Sir Edrick había vivido tanto tiempo solo que la compañía de su propia sombra empezaba a parecerle un exceso de gente. No es que fuera un mal caballero, todo lo contrario; había combatido dragones, salvado doncellas (aunque algunas hubieran protestado bastante sobre el tema) y se había ganado una reputación intachable. Sin embargo, en algún punto, decidió que la paz de una pequeña capilla en lo alto de una colina solitaria era preferible al bullicio de la fama y las multitudes. Así que allí estaba, cuidando una capilla que nadie visitaba, en una colina que nadie subía, y con una colección de gallinas que lo miraban como si fueran las auténticas dueñas del lugar.
La noche en cuestión era particularmente tormentosa. El viento rugía como un ejército de dragones con dolor de muelas, y la lluvia golpeaba la capilla como si intentara convencerla de que quizá sería mejor ser un barco. Edrick estaba sentado frente a su chimenea, recitando en voz alta pasajes de un viejo libro de oraciones que había memorizado tanto que podía improvisar si perdía el hilo.
Fue entonces cuando lo escuchó: un golpe suave, apenas un rasguño, en la puerta de madera.
Se levantó con cautela, porque uno no llega a la edad madura siendo un caballero sin un saludable respeto por los imprevistos. Abrió la puerta y allí, en el umbral, temblando bajo la lluvia, estaba un zorro.
Edrick lo miró. El zorro lo miró de vuelta, con esa mezcla de desafío y vulnerabilidad que tienen los animales cuando saben que necesitan ayuda, pero odian tener que pedirla. Tenía una pata trasera torcida de manera extraña, y su pelaje rojo estaba empapado y embarrado.

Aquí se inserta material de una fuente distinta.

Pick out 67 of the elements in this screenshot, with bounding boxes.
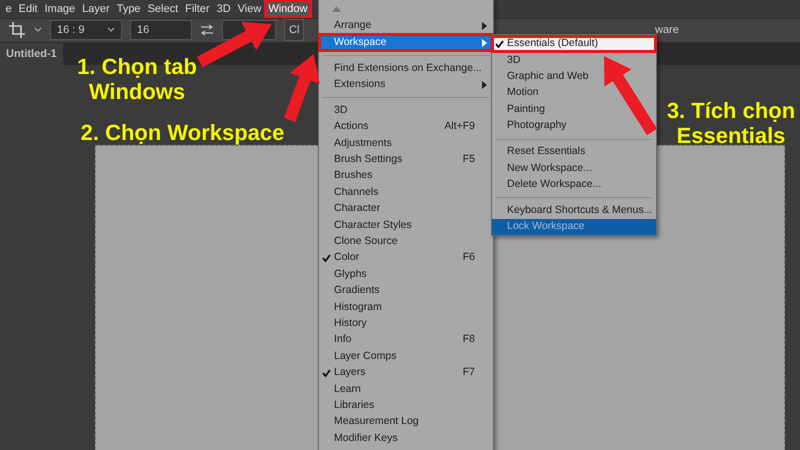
check-icon	[322, 369, 331, 377]
menu-item[interactable]: Brushes	[319, 168, 493, 185]
shortcut-text: F6	[462, 250, 476, 266]
menu-item[interactable]: Workspace	[319, 34, 493, 51]
menu-item[interactable]: 3D	[492, 52, 656, 69]
shortcut-text: F8	[462, 332, 476, 348]
annotation-label: 3. Tích chọn Essentials	[666, 98, 796, 148]
menu-item[interactable]: Brush Settings F5	[319, 152, 493, 168]
menu-item[interactable]: Glyphs	[319, 266, 493, 283]
shortcut-text: F5	[462, 152, 476, 168]
clear-button[interactable]: Cl	[284, 19, 304, 42]
menu-item[interactable]: Color F6	[319, 250, 493, 266]
document-tab[interactable]: Untitled-1	[0, 42, 63, 65]
menu-bar-item[interactable]: Type	[113, 0, 144, 18]
menu-item[interactable]: 3D	[319, 102, 493, 119]
menu-item[interactable]: Actions Alt+F9	[319, 118, 493, 136]
caret-icon	[107, 27, 115, 34]
menu-item[interactable]: Find Extensions on Exchange...	[319, 60, 493, 77]
menu-bar-item[interactable]: Select	[144, 0, 182, 18]
menu-item[interactable]: Info F8	[319, 332, 493, 348]
annotation-arrow	[284, 54, 320, 123]
menu-item[interactable]: Painting	[492, 102, 656, 118]
menu-item[interactable]: Modifier Keys	[319, 430, 493, 447]
toolbar-text: ware	[655, 23, 679, 38]
menu-item[interactable]: Character	[319, 200, 493, 218]
menu-bar-item[interactable]: Edit	[15, 0, 42, 18]
menu-item[interactable]: Libraries	[319, 398, 493, 414]
menu-item[interactable]: Adjustments	[319, 135, 493, 152]
menu-item[interactable]: Gradients	[319, 282, 493, 300]
menu-bar-item[interactable]: Image	[41, 0, 79, 18]
check-icon	[495, 40, 504, 48]
menu-bar-item[interactable]: Layer	[78, 0, 114, 18]
submenu-arrow-icon	[482, 80, 487, 89]
caret-icon	[34, 27, 42, 34]
menu-bar-item[interactable]: View	[234, 0, 265, 18]
menu-item[interactable]: Channels	[319, 184, 493, 201]
menu-item[interactable]: Graphic and Web	[492, 68, 656, 86]
crop-tool-icon	[8, 21, 26, 40]
menu-item[interactable]: Keyboard Shortcuts & Menus...	[492, 202, 656, 219]
menu-item[interactable]: Layers F7	[319, 364, 493, 382]
menu-item[interactable]: Motion	[492, 85, 656, 102]
menu-item[interactable]: New Workspace...	[492, 160, 656, 177]
menu-bar-item[interactable]: Filter	[182, 0, 214, 18]
width-field[interactable]: 16	[130, 20, 192, 40]
annotation-label: 1. Chọn tab Windows	[76, 54, 198, 104]
menu-item[interactable]: Measurement Log	[319, 414, 493, 430]
menu-item[interactable]: Layer Comps	[319, 348, 493, 365]
swap-icon	[200, 24, 214, 36]
menu-bar-item[interactable]: Window	[264, 0, 311, 18]
scroll-up-icon	[332, 6, 341, 12]
ratio-dropdown[interactable]: 16 : 9	[50, 20, 122, 40]
menu-item[interactable]: Learn	[319, 381, 493, 398]
menu-item[interactable]: Character Styles	[319, 217, 493, 234]
menu-item[interactable]: Histogram	[319, 299, 493, 316]
menu-item[interactable]: Reset Essentials	[492, 144, 656, 160]
menu-item[interactable]: Arrange	[319, 18, 493, 34]
shortcut-text: F7	[462, 365, 476, 380]
menu-item[interactable]: Extensions	[319, 76, 493, 94]
shortcut-text: Alt+F9	[444, 119, 476, 134]
check-icon	[322, 254, 331, 262]
menu-item[interactable]: Clone Source	[319, 234, 493, 250]
menu-item[interactable]: Essentials (Default)	[492, 36, 656, 52]
annotation-label: 2. Chọn Workspace	[80, 120, 286, 145]
menu-bar-item[interactable]: 3D	[213, 0, 234, 18]
menu-item[interactable]: History	[319, 316, 493, 332]
menu-item[interactable]: Delete Workspace...	[492, 176, 656, 194]
menu-bar-item[interactable]: e	[2, 0, 16, 18]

—Bueno —dijo Edrick, frunciendo el ceño como si estuviera a punto de reprender al zorro por su falta de previsión meteorológica—, no puedo dejarte ahí fuera, ¿verdad?
El zorro no respondió, lo que era razonable.
Edrick lo llevó adentro, con el animal apoyándose torpemente sobre él. La chimenea escupió chispas de bienvenida, y Edrick, después de envolver al zorro en un viejo manto de lana, examinó su pata. No era un caballero veterinario, pero sabía lo suficiente como para improvisar un entablillado con dos ramitas y un trozo de cuerda.
—Esto te dolerá un poco —le dijo al zorro, porque era importante ser honesto en una relación, incluso si era con un animal salvaje.
El zorro lo miró con una expresión que decía: Todo esto ya es bastante humillante, gracias.
Edrick trabajó en silencio, con cuidado y determinación, y cuando terminó, el zorro emitió un pequeño suspiro y se dejó caer junto al fuego, como si hubiera decidido que la dignidad era un precio razonable por el calor y la seguridad.
—Vaya, sí que tienes suerte —comentó Edrick, sirviéndose a sí mismo un poco de caldo caliente y dejando un cuenco de agua para el zorro—. No muchos caballeros estarían dispuestos a compartir su fuego con un zorro. Aunque claro, no hay muchos caballeros que vivan solos en una colina con más gallinas que visitas.
El zorro lo miró de reojo, como si estuviera evaluando si este extraño humano estaba completamente cuerdo.
Los días siguientes transcurrieron tranquilos, a un ritmo extraño. Edrick cuidaba del zorro, cambiaba su vendaje y hablaba con él como si fuera un viejo amigo. Le contaba historias de sus días de gloria, de las espadas que había blandido y los juramentos que había pronunciado, y el zorro lo escuchaba con la paciencia de alguien que no tiene ninguna prisa.
Cuando la pata del zorro sanó lo suficiente, Edrick abrió la puerta una mañana y se quedó mirando mientras el animal cruzaba el umbral, deteniéndose un momento para girarse y mirarlo.
—Ah, ya lo entiendo —dijo Edrick, dándose una palmada en la rodilla—. Gracias y adiós, ¿no es así?
El zorro no hizo ningún ruido, pero sus ojos dijeron todo lo que hacía falta. Luego se perdió entre los árboles, con su cola rojiza ondeando como una bandera de victoria.
Edrick se quedó allí un momento, mirando el bosque vacío. Luego suspiró, cerró la puerta y se giró hacia las gallinas, que lo miraban con una intensidad que sugería que esperaban desayuno.
—Y pensar que yo era un caballero famoso —murmuró, mientras recogía un balde de grano—. Quizá debería adoptar un dragón la próxima vez.
Pero no pudo evitar sonreír. Porque aunque nunca lo admitiría, le gustaban esas noches de tormenta en las que alguien llamaba a su puerta.